Differentiated miRNA expression and validation of signaling pathways in apoE gene knockout mice by cross-verification microarray platform.

The microRNA (miRNA) regulation mechanisms associated with atherosclerosis are largely undocumented. Specific selection and efficient validation of miRNA regulation pathways involved in atherosclerosis development may be better assessed by contemporary microarray platforms applying cross-verification methodology. A screening platform was established using both miRNA and genomic microarrays. Microarray analysis was then simultaneously performed on pooled atherosclerotic aortic tissues from 10 Apolipoprotein E (apoE) knockout mice (apoE-/-) and 10 healthy C57BL/6 (B6) mice. Differentiated miRNAs were screened and cross-verified against an mRNA screen database to explore integrative mRNA-miRNA regulation. Gene set enrichment analysis was conducted to describe the potential pathways regulated by these mRNA-miRNA interactions. High-throughput data analysis of miRNA and genomic microarrays of knockout and healthy control mice revealed 75 differentially expressed miRNAs in apoE-/- mice at a threshold value of 2. The six miRNAs with the greatest differentiation expression were confirmed by real-time quantitative reverse-transcription PCR (qRT-PCR) in atherosclerotic tissues. Significantly enriched pathways, such as the type 2 diabetes mellitus pathway, were observed by a gene-set enrichment analysis.
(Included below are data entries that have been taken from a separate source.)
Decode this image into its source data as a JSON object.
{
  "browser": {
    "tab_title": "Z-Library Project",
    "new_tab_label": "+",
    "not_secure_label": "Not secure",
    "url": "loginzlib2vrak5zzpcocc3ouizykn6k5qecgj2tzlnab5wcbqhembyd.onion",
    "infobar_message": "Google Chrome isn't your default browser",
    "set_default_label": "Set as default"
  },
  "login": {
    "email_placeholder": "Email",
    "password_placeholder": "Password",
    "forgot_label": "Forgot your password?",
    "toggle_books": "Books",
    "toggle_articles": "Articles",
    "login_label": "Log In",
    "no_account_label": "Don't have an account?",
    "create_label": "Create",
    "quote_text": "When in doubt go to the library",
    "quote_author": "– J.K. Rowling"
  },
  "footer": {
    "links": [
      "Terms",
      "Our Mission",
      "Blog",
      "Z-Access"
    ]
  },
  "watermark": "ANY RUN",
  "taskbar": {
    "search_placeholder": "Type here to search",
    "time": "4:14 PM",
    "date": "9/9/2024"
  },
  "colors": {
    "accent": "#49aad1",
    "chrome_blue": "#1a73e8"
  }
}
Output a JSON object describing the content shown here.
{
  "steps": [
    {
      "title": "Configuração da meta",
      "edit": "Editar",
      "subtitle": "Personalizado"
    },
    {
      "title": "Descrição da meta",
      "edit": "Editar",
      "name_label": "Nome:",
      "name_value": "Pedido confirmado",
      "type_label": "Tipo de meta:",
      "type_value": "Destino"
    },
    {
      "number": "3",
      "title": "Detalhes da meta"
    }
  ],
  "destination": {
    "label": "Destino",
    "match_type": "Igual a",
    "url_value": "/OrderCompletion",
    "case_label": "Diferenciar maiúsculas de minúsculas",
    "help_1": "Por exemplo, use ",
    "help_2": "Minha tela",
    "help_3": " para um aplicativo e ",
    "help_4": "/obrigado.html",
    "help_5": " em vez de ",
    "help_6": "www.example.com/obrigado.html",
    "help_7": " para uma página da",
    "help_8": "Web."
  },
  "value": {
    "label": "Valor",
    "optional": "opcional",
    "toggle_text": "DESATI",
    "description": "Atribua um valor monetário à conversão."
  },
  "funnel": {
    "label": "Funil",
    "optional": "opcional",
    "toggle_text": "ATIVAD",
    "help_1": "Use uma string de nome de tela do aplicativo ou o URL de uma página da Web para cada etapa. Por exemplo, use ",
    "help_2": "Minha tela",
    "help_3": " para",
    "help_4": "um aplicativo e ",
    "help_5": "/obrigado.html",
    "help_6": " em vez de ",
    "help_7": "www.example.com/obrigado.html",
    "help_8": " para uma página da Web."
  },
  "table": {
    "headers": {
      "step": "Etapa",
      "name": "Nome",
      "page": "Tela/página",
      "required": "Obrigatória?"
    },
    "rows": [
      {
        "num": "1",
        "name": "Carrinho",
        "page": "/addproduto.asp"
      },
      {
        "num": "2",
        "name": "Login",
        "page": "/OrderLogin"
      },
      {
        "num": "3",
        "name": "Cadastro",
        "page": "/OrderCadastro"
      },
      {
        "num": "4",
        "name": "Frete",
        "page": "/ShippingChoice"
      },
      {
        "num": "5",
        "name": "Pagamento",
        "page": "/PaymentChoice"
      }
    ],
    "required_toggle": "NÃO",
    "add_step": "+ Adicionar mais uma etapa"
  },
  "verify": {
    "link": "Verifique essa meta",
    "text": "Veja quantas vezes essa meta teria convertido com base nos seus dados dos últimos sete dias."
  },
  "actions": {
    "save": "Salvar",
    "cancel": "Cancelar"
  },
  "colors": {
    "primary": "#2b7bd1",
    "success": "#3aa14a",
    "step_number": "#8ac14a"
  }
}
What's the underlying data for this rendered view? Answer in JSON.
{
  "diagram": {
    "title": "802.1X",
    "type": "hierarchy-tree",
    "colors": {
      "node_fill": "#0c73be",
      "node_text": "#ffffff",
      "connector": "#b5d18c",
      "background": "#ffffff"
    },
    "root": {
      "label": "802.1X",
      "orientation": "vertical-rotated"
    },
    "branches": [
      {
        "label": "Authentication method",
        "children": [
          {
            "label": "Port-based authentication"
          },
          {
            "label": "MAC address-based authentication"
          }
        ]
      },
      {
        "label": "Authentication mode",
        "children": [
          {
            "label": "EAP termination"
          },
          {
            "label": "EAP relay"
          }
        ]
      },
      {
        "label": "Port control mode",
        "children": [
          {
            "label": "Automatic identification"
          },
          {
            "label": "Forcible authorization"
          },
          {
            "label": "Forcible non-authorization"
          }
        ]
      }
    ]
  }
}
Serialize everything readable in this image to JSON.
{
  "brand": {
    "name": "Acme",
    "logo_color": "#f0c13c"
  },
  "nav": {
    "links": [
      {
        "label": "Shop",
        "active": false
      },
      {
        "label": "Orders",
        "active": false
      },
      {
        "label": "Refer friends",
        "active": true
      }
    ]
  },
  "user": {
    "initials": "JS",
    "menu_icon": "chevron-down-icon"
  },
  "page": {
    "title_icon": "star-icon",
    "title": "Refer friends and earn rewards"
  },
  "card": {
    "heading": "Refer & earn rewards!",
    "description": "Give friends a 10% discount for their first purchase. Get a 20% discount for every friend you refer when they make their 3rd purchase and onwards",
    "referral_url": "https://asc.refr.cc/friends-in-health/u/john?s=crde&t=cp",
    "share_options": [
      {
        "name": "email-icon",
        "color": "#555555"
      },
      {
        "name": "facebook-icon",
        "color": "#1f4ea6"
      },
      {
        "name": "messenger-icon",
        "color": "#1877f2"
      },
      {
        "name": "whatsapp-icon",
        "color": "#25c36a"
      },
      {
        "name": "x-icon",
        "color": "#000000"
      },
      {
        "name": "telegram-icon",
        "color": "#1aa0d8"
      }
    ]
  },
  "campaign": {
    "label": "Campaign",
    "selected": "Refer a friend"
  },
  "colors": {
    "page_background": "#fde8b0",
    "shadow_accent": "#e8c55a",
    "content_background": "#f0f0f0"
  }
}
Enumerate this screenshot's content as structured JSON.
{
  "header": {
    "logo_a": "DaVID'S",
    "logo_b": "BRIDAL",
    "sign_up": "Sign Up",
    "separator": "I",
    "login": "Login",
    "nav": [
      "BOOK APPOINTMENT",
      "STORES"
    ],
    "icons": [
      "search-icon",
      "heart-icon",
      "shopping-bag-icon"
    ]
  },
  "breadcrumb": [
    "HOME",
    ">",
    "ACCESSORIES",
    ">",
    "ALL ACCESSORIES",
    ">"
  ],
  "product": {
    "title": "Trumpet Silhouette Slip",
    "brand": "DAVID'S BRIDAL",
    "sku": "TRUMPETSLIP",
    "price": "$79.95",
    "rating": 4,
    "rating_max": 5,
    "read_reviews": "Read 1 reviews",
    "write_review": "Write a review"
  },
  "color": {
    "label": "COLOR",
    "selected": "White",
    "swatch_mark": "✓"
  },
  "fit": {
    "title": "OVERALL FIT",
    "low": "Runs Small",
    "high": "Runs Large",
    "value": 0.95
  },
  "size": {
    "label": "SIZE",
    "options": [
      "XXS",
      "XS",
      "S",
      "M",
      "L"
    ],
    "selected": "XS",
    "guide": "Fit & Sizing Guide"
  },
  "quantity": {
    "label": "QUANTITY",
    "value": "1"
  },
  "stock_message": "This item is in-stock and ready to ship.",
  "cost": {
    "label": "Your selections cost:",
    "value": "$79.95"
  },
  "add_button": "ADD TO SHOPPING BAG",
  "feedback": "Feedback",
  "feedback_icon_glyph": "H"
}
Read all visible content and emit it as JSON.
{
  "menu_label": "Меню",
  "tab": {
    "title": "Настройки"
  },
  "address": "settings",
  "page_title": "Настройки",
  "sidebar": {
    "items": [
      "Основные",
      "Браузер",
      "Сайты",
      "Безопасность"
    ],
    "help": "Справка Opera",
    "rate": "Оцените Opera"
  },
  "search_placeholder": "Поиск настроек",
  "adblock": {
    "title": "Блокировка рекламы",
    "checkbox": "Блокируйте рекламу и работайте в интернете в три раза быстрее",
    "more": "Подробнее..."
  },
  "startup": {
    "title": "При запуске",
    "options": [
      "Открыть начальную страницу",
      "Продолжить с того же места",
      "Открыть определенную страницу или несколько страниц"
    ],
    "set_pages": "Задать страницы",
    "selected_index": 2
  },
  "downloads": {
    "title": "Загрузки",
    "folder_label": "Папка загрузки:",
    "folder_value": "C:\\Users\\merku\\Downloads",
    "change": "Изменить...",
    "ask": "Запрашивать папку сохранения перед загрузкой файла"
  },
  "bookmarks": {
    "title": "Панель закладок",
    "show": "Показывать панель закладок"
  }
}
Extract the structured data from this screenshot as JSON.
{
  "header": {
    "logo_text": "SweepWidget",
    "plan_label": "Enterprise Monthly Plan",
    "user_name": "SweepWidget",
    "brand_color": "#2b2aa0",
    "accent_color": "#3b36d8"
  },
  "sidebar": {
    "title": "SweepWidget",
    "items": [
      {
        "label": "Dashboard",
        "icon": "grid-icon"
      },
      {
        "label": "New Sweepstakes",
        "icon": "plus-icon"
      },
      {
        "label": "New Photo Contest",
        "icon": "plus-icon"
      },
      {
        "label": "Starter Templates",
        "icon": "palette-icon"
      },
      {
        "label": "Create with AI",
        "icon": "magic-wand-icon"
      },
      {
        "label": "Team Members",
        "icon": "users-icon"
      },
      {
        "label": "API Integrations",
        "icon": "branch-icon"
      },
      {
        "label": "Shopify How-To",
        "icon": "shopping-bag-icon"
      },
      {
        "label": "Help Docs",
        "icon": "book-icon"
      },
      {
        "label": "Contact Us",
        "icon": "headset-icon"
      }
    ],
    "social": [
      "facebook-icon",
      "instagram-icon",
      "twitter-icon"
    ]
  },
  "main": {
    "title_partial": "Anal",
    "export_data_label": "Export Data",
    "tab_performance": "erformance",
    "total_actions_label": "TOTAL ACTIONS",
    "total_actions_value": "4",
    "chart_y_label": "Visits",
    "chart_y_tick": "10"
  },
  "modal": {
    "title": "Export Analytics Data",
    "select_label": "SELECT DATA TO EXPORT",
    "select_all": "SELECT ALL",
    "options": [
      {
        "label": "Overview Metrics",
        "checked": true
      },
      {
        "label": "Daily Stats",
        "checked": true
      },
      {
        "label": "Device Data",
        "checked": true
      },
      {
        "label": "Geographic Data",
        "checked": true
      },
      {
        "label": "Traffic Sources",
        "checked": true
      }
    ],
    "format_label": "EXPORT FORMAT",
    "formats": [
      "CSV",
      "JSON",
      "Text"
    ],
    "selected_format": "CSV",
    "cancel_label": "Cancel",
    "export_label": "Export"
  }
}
The enriched molecular pathways were confirmed through qRT-PCR evaluation by observing the presence of suppressor of cytokine signaling 3 (SOCS3) and SOCS3-related miRNAs, miR-30a, miR-30e and miR-19b. Cross-verified high-throughput microarrays are optimally accurate and effective screening methods for miRNA regulation profiles associated with atherosclerosis. The identified SOCS3 pathway is a potentially valuable target for future development of targeted miRNA therapies to control atherosclerosis development and progression.